Tay Darwin, Poh Chueh Loo, Kitney Richard I
Department of Bioengineering, Imperial College London, UK; Division of Bioengineering, Nanyang Technological University, Singapore.
Division of Bioengineering, Nanyang Technological University, Singapore.
J Biomed Inform. 2015 Apr;54:305-14. doi: 10.1016/j.jbi.2014.12.014. Epub 2015 Jan 6.

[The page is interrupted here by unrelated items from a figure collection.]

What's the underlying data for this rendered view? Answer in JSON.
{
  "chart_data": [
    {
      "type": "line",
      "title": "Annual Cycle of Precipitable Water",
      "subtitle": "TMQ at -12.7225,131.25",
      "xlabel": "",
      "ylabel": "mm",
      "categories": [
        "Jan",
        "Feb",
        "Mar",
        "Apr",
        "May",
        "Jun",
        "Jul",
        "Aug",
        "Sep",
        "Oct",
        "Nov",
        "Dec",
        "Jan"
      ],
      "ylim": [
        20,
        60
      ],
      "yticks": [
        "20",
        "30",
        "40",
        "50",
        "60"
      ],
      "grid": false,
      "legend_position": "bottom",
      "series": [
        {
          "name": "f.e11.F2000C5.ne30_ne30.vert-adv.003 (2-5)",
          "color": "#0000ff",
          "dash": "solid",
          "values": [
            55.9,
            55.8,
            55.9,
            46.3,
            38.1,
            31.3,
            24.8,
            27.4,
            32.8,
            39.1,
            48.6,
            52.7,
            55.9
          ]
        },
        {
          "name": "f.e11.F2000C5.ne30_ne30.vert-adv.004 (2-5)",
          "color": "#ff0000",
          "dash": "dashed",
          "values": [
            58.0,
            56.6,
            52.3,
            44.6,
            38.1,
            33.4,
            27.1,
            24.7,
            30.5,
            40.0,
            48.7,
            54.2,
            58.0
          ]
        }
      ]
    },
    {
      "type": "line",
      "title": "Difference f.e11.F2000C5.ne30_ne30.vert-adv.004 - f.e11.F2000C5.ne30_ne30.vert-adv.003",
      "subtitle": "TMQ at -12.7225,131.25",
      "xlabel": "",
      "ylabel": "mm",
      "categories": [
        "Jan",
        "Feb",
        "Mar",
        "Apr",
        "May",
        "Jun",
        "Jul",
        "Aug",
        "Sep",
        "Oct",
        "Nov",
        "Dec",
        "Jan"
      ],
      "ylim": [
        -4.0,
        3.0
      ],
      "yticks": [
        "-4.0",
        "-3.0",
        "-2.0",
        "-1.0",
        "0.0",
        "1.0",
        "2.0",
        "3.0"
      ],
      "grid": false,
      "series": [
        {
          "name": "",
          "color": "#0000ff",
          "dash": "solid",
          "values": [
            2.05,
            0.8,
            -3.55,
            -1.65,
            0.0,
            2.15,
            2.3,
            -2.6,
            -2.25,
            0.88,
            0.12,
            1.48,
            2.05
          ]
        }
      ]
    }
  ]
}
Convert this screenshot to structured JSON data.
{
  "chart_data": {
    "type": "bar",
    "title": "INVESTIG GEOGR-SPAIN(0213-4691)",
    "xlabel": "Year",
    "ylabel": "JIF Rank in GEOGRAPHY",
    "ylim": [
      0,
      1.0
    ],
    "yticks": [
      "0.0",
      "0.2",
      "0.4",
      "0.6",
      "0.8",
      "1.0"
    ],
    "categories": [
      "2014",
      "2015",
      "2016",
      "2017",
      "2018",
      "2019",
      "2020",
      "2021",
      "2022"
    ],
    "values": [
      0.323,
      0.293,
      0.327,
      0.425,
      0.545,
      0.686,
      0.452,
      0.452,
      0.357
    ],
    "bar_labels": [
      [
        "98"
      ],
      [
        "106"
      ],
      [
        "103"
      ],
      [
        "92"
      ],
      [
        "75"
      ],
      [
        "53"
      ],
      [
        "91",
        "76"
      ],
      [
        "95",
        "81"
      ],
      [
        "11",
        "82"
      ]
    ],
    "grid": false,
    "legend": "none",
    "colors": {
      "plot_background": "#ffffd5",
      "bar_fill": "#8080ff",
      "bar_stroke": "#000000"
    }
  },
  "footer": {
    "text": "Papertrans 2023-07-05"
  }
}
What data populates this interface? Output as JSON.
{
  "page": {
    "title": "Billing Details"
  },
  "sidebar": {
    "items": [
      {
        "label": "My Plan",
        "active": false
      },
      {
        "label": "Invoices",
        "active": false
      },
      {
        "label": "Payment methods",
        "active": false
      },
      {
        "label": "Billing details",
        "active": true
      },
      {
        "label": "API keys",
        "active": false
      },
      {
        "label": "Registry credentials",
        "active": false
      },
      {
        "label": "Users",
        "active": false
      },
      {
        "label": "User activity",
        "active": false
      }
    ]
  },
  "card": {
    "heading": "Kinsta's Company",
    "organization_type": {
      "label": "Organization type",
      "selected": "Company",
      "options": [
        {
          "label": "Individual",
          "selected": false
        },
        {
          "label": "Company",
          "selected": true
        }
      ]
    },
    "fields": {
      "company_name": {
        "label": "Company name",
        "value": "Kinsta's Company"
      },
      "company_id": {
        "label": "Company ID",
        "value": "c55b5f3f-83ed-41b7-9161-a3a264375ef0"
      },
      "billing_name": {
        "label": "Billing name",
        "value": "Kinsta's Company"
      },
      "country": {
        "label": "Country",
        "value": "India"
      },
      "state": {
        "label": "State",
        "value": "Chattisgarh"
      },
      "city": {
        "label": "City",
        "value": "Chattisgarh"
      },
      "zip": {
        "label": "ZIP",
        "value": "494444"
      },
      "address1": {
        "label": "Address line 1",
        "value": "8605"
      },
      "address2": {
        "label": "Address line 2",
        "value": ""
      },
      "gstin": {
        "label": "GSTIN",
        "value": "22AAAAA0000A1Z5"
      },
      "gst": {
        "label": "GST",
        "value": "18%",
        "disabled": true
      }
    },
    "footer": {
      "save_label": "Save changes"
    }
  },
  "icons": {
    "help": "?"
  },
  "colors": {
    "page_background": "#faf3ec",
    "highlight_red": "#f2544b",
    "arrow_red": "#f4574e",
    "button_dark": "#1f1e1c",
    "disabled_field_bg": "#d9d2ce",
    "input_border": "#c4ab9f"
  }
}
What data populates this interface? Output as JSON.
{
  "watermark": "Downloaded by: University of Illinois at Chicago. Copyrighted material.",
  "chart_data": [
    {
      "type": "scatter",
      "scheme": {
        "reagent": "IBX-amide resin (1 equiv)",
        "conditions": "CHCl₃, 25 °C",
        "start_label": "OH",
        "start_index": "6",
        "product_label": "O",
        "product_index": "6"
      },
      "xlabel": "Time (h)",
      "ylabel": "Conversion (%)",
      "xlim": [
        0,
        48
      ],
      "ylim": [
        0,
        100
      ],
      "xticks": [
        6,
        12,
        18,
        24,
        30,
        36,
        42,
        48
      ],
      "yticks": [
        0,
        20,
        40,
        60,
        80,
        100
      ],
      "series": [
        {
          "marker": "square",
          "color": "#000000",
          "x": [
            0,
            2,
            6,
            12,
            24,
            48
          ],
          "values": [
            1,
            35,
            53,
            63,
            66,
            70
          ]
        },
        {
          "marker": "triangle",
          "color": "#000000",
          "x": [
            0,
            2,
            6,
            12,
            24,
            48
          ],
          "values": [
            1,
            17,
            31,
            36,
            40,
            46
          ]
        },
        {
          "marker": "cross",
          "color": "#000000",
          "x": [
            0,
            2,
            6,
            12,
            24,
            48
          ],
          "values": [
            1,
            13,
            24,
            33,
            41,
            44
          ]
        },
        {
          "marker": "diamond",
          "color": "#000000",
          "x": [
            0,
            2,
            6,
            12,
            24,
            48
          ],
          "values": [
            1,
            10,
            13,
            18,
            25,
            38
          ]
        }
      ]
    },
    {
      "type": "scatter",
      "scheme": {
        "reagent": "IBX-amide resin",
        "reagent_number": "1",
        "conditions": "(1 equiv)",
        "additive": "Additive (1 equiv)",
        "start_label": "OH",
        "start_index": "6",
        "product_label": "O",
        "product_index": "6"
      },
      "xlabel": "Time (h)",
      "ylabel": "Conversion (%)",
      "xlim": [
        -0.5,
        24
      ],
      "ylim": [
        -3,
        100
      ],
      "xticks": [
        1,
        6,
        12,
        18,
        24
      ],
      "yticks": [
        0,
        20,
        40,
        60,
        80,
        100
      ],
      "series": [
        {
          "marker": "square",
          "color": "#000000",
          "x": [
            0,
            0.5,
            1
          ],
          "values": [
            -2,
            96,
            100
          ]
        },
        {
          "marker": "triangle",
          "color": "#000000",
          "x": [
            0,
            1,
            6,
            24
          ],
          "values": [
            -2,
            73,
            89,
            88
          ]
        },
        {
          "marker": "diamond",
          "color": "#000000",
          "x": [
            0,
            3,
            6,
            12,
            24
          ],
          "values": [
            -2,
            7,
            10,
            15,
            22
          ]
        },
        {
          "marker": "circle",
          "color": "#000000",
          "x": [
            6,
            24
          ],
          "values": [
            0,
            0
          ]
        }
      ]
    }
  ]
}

Clinical risk prediction - the estimation of the likelihood an individual is at risk of a disease - is a coveted and exigent clinical task, and a cornerstone to the recommendation of life saving management strategies. This is especially important for individuals at risk of cardiovascular disease (CVD) given the fact that it is the leading causes of death in many developed counties. To this end, we introduce a novel learning algorithm - a key factor that influences the performance of machine learning-based prediction models - and utilities it to develop CVD risk prediction tool. This novel neural-inspired algorithm, called the Artificial Neural Cell System for classification (ANCSc), is inspired by mechanisms that develop the brain and empowering it with capabilities such as information processing/storage and recall, decision making and initiating actions on external environment. Specifically, we exploit on 3 natural neural mechanisms responsible for developing and enriching the brain - namely neurogenesis, neuroplasticity via nurturing and apoptosis - when implementing ANCSc algorithm. Benchmark testing was conducted using the Honolulu Heart Program (HHP) dataset and results are juxtaposed with 2 other algorithms - i.e. Support Vector Machine (SVM) and Evolutionary Data-Conscious Artificial Immune Recognition System (EDC-AIRS). Empirical experiments indicate that ANCSc algorithm (statistically) outperforms both SVM and EDC-AIRS algorithms. Key clinical markers identified by ANCSc algorithm include risk factors related to diet/lifestyle, pulmonary function, personal/family/medical history, blood data, blood pressure, and electrocardiography. These clinical markers, in general, are also found to be clinically significant - providing a promising avenue for identifying potential cardiovascular risk factors to be evaluated in clinical trials.
临床风险预测——即估计个体患某种疾病的可能性——是一项令人垂涎且紧迫的临床任务,也是推荐挽救生命的管理策略的基石。鉴于心血管疾病(CVD)是许多发达国家的主要死因,这对于有心血管疾病风险的个体尤为重要。为此,我们引入了一种新颖的学习算法——这是影响基于机器学习的预测模型性能的关键因素——并利用它开发心血管疾病风险预测工具。这种新颖的受神经启发的算法,称为用于分类的人工神经细胞系统(ANCSc),其灵感来自于大脑发育的机制,并赋予其诸如信息处理/存储和回忆、决策以及对外部环境采取行动等能力。具体而言,在实施ANCSc算法时,我们利用了负责大脑发育和丰富的三种自然神经机制,即神经发生、通过滋养实现的神经可塑性和细胞凋亡。使用檀香山心脏项目(HHP)数据集进行了基准测试,并将结果与其他两种算法——即支持向量机(SVM)和进化数据感知人工免疫识别系统(EDC-AIRS)进行了对比。实证实验表明,ANCSc算法在统计上优于SVM和EDC-AIRS算法。ANCSc算法识别出的关键临床标志物包括与饮食/生活方式、肺功能、个人/家族/病史、血液数据、血压和心电图相关的风险因素。一般来说,这些临床标志物在临床上也具有重要意义——为识别潜在的心血管风险因素提供了一条有前景的途径,以便在临床试验中进行评估。